毎日1000文字を目標に続きを書いています。

隔日で更新できるように頑張ります。

 ゲンジロウ爺さんは、竜と獣人たちの間に立ちはだかり、時間を稼いでくれていた。


 翼を傷付けられたことで、竜は長時間の飛行ができなくなったようだ。


 地面に四肢を着き、ゲンジロウ爺さんと対峙している。


(改めて見ると、かなりデカいな)


 以前、大森林で巨大熊を退治したことがあったが、その比ではない。


 大型トラックよりも、一回りか二回りほど大きいのではないだろうか。


 目を凝らせば、竜は体のあちこちに斬り傷を負っていたが、巨体故に深手にはならず、致命傷には程遠いようだ。


「爺さん!」


 俺がメイスを握りしめながら接近すると、ゲンジロウ爺さんは目線を動かさずに、手だけを動かして、竜の死角に回り込むように指示を出した。


 その時、竜は大きく息を吸い込み、風の魔法が込められた咆哮を放った。


 鼓膜に突き刺さる耳鳴りと、振動が、近くにいる俺にも襲いかかる。


 正面にいるゲンジロウ爺さんたちは――――


 無傷だった。


 どうやら、風圧と衝撃はゲンジロウ爺さんが風の魔法で中和したようだ。


 だが、人間よりも聴覚の優れた獣人たちは、鼓膜を震わせる振動の方に大きなダメージを受けたらしい。


 嵐が過ぎ去った後、その場に立っているのはゲンジロウ爺さんだけだった。


「この野郎っ!」


 俺は竜の側面に移動すると、無防備な脇腹を目掛けて、メイスを思い切り叩きつけた。


 相手が人間なら、ほんの一歩、後ろに下がるだけで避けられてしまうような大振りだが、巨大な竜が相手ならその心配はない。


 はたして、渾身の振り下ろしは竜の硬い皮膚を突き破り、肉を裂き、メイスの重りの部分が体にめり込んだ。


 さすがに痛みを覚えたのか、竜が呻くような声を漏らす。


「覇王丸! 踏み潰されるなよ!」


「そんなヘマはしねーよ!」


 俺のいる脇腹の近くは、体の構造上、竜には攻撃する手段が無い。


 できるのは、足を動かして踏み潰すくらいだが、俺もゲンジロウ爺さんもそれは想定済みだった。


 竜の注意が俺に向いた瞬間、ゲンジロウ爺さんは前に飛び出して、日本刀で斬りつけた。


 あんなにスパスパと斬りつけて、よく刃こぼれしないものだと感心するが、刀身がまったく汚れていないところを見ると、風の魔法でコーティングをしているのかもしれない。


(万能すぎるな)


 俺も土の魔法ではなく、風の魔法を選択すべきだったかもしれない。


『土の魔法だって使えないくせに』


(うるせー!)


 俺は竜の注意が再びゲンジロウ爺さんに向けられたのを確認して、メイスをもう一度、同じ箇所にめり込ませた。


「これで終わりじゃねーぞ!」


 更に、俺はメイスの一撃で空いた穴に足を引っかけて、竜の背中によじ登った。


 狙うは首から尻尾にかけてのライン――――ずばり背骨だ。


 この世界の竜を爬虫類に分類してもよいのかは疑問だが、見た目からして、脊椎動物であることは間違いないだろう。


 それならば、背骨は比較的守りの薄い箇所。絶対的な急所のはずだ。


「食らいやがれっ!」


 振り落とされないように鱗に指を引っかけて、正中線のあたりにメイスを振り下ろす。


 二度、三度と、メイスを体にめり込ませると、竜は今までに聞いたことのない大きな声を上げた。


 威嚇ではない。

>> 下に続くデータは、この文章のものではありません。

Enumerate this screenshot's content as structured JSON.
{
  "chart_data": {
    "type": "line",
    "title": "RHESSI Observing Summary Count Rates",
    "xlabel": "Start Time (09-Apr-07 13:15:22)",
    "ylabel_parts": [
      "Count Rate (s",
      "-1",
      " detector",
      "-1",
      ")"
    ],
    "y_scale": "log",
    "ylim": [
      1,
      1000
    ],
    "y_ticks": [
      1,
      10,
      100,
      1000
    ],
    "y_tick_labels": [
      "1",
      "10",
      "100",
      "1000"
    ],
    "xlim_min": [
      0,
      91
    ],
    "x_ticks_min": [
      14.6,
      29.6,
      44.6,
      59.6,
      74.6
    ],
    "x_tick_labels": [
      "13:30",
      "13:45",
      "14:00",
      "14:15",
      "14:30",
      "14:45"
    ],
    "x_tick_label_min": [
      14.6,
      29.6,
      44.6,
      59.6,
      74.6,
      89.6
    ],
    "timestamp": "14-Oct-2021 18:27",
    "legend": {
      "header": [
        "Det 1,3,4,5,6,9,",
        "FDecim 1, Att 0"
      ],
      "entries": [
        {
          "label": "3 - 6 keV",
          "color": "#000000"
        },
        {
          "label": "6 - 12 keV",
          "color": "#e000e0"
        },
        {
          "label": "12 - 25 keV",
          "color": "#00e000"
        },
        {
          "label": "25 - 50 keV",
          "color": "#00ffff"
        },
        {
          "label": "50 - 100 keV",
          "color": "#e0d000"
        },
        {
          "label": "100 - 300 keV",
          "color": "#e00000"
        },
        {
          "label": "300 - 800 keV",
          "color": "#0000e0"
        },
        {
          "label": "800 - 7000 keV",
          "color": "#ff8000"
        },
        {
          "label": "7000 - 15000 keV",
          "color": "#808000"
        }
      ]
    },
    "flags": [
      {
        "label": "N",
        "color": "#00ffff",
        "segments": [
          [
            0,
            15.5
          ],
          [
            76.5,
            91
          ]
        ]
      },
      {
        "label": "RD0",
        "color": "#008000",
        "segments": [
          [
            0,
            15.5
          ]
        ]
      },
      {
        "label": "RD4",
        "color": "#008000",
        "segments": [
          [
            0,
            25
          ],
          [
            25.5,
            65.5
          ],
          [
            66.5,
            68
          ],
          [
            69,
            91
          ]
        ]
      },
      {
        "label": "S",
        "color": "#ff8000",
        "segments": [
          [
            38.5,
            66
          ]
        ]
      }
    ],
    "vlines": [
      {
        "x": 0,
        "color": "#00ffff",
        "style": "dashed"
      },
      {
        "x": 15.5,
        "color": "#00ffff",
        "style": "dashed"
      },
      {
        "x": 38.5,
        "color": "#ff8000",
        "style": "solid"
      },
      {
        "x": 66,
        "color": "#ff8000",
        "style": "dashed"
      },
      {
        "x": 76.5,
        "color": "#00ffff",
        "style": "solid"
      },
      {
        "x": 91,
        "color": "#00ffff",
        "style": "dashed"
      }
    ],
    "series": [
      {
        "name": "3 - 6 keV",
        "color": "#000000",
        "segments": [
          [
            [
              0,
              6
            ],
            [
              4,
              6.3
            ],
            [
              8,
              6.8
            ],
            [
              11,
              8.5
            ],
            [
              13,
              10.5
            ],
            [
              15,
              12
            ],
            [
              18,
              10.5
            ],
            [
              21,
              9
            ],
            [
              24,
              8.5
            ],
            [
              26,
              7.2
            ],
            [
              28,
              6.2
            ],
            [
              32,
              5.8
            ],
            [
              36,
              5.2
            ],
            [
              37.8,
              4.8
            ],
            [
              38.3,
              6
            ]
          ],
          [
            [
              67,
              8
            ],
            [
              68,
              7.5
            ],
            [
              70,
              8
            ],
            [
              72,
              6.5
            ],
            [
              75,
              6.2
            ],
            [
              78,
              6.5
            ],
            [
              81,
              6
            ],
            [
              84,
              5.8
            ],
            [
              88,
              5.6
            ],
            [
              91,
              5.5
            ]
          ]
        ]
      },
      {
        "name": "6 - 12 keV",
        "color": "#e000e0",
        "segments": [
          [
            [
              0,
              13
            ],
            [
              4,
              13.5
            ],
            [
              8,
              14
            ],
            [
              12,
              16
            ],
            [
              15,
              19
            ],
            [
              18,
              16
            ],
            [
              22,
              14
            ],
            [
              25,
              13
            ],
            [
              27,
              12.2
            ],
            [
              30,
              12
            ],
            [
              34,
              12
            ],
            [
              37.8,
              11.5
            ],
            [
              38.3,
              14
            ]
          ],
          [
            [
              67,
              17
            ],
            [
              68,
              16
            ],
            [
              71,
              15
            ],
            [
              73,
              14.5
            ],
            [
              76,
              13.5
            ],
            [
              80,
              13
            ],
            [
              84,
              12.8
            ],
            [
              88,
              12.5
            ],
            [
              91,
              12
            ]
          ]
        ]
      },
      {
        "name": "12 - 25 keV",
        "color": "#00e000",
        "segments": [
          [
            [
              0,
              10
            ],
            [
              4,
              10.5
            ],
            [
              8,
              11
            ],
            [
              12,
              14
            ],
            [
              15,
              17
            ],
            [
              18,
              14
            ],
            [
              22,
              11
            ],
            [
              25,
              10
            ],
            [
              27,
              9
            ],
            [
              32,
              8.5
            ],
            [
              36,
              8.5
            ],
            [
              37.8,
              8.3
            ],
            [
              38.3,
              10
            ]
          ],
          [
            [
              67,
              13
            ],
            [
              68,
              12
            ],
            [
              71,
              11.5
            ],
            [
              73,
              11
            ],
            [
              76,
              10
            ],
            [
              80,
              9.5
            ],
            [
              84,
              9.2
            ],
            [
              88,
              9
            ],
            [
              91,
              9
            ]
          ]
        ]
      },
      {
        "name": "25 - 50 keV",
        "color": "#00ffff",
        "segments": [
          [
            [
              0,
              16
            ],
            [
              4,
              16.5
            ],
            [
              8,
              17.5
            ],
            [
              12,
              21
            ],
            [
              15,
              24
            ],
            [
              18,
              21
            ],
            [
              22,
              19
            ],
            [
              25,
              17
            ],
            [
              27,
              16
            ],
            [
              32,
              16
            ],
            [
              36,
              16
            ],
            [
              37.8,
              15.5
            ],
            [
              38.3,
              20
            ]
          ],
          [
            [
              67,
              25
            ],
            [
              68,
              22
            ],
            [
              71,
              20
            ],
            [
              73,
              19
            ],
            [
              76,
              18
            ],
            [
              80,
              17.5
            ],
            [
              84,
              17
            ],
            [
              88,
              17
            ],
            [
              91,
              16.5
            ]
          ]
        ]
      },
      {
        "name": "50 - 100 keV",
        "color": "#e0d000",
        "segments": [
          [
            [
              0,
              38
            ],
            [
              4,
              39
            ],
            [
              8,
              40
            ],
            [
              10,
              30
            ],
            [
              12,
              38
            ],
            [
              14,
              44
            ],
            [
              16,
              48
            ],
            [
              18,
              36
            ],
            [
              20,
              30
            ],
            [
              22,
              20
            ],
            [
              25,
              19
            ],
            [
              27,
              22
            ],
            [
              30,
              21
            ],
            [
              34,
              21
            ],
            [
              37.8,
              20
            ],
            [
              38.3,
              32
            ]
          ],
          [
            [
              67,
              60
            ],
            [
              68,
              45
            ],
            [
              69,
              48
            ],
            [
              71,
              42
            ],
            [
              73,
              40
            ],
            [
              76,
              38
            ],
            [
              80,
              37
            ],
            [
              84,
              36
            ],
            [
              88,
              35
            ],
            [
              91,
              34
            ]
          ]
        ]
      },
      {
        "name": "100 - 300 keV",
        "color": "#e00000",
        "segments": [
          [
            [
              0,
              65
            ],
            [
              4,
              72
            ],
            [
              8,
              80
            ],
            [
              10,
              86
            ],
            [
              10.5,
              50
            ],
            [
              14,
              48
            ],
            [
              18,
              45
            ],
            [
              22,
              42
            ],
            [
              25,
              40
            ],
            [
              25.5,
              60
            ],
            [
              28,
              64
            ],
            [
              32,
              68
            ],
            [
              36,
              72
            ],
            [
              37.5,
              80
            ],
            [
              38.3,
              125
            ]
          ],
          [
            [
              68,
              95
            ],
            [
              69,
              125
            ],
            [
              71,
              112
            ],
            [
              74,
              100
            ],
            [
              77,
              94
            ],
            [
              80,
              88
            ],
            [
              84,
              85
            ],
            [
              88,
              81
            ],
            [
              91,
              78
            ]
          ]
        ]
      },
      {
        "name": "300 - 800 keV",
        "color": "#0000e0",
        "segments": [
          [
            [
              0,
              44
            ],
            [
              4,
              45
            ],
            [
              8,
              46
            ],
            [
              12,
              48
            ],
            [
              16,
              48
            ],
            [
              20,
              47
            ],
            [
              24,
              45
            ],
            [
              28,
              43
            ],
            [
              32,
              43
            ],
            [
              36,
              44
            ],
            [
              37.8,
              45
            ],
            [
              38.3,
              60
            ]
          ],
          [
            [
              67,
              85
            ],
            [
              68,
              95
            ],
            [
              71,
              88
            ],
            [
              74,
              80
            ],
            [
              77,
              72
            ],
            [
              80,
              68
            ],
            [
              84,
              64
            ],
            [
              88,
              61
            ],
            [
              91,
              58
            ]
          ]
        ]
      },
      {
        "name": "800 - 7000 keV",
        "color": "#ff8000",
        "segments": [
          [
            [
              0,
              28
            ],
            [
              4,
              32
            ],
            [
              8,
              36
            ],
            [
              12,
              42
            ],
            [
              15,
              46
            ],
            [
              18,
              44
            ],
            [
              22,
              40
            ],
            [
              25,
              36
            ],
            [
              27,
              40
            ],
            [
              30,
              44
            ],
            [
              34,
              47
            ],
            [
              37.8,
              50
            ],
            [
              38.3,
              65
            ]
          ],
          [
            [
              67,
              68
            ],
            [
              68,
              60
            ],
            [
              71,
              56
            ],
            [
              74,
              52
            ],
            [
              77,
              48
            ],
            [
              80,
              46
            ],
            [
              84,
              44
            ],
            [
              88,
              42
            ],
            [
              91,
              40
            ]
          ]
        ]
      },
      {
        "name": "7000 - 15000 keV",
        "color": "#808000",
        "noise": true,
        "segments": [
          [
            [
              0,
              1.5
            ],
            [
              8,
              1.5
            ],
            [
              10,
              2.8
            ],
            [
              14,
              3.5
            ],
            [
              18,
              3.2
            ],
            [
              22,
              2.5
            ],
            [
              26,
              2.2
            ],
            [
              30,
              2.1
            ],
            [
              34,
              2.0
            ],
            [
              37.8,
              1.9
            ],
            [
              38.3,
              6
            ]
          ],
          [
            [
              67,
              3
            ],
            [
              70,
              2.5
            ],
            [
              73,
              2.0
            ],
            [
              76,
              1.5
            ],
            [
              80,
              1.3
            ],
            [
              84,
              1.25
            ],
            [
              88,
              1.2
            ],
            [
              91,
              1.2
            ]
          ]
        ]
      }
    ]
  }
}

これは悲鳴なのだと、攻撃を加えている俺にははっきりと分かった。


「うおっ!?」


 突然、突風がうなりを上げて俺に襲い掛かった。


 どうやら、空を飛べないまでも俺を振り落とそうと、風の魔法を発動させているようだ。


「覇王丸! しがみ付け! 絶対に振り落とされるな!」


「分かってるよ!」


 俺は竜の背中にへばり付くように身を屈めた。


 竜とは比べるべくもないが、俺だって人間の中ではかなりの巨漢なのだ。


 そう簡単に吹き飛ばされはしない。


 そのままの体勢でメイスを振り下ろすと、登山で使うピッケルのように重りの部分が突き刺さり、体がしっかりと固定された。


 背中の俺に意識を向ければ、正面のゲンジロウ爺さんから斬り付けられる。


 正面のゲンジロウ爺さんを威嚇すれば、鈍器で背中を殴打される。


 翼を傷つけられているため、飛んで逃げることもできない。


 相手の巨体を利用した二正面作戦に、竜は打つ手が無いようだった。


 やっていることは、打撃と斬撃で相手の体力をチマチマと削る持久戦だが、このまま攻撃を続けていれば、竜が動けなくなるのは時間の問題。


 俺が勝利を確信した時――――信じられない現象が起きた。